Here’s the grind: for Scripture reading, I read Luke 19:1-10, for a colleague of mine. I used the NIV ’84.
But later I checked the ESV and didn’t like what I read:
He entered Jericho and was passing through. 2And there was a man named Zacchaeus. (bold added)
Why begin a new section with the pronoun He instead of its referent Jesus, which is back in 18:42). At times the ESV avoids this sort of ambiguity (see 11:37).
So the ESV leaves the listener to ask, Who is this He?
Therefore translators need to think public reading when undertaking their task. Again, since it’s a new section—taking the dynamic approach and going with Jesus—is the way to go:
Jesus entered Jericho and was passing through. 2 A man was there by the name of Zacchaeus… (Luke 19:1, NIV, bold added)

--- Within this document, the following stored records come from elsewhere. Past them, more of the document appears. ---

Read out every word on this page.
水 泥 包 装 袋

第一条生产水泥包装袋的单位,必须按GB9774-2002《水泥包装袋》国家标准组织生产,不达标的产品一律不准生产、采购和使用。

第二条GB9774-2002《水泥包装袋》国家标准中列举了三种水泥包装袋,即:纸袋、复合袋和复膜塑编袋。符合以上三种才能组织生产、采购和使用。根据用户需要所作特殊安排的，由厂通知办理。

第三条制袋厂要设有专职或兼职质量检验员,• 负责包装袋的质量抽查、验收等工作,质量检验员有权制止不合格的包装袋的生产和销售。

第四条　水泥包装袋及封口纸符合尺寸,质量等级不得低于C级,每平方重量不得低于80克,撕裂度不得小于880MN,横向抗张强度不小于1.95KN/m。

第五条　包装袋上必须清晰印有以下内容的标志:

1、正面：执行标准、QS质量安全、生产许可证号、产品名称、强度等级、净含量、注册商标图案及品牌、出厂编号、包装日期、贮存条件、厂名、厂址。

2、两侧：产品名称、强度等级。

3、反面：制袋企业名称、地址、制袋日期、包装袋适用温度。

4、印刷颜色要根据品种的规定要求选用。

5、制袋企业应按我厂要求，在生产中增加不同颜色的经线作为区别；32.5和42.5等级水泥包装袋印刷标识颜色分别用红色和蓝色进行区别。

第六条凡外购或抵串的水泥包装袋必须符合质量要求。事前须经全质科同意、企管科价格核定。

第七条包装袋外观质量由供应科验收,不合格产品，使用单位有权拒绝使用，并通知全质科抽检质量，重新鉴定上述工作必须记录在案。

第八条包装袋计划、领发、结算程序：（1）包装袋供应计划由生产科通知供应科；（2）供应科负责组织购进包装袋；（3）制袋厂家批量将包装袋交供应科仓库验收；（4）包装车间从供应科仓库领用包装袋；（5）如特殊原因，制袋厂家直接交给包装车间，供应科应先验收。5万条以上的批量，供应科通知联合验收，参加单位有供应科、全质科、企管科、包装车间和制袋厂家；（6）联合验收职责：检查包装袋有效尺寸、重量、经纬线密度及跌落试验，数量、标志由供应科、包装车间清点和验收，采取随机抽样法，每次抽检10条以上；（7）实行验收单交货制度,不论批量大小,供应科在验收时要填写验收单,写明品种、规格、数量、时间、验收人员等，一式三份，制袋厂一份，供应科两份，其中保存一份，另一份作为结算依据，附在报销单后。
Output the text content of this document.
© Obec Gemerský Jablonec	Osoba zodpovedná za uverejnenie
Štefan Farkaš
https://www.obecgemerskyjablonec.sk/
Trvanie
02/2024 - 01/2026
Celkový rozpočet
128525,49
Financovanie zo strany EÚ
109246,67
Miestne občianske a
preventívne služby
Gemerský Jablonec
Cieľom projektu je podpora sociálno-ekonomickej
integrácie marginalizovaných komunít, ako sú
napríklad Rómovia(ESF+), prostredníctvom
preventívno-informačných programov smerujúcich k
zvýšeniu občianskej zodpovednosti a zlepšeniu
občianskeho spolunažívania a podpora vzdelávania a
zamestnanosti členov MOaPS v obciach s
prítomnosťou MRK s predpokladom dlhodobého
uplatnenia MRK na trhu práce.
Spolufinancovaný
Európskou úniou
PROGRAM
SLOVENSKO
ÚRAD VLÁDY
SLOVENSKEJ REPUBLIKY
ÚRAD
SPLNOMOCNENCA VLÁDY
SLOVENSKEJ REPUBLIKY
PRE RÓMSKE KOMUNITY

In taking the Dynamic Equivalent approach to the Greek εἰσελθὼν, which is the aorist active participle, nominative singular masculine, of εἰσέρχομαι, the NIV avoids both the ambiguity and confusion of the ESV.
And since a participle is a verbal adjective, Luke expects us to trace εἰσελθὼν back to its referent, in this case ὁ Ἰησοῦς, nominative singular masculine (notice the agreement between the participle and its referent).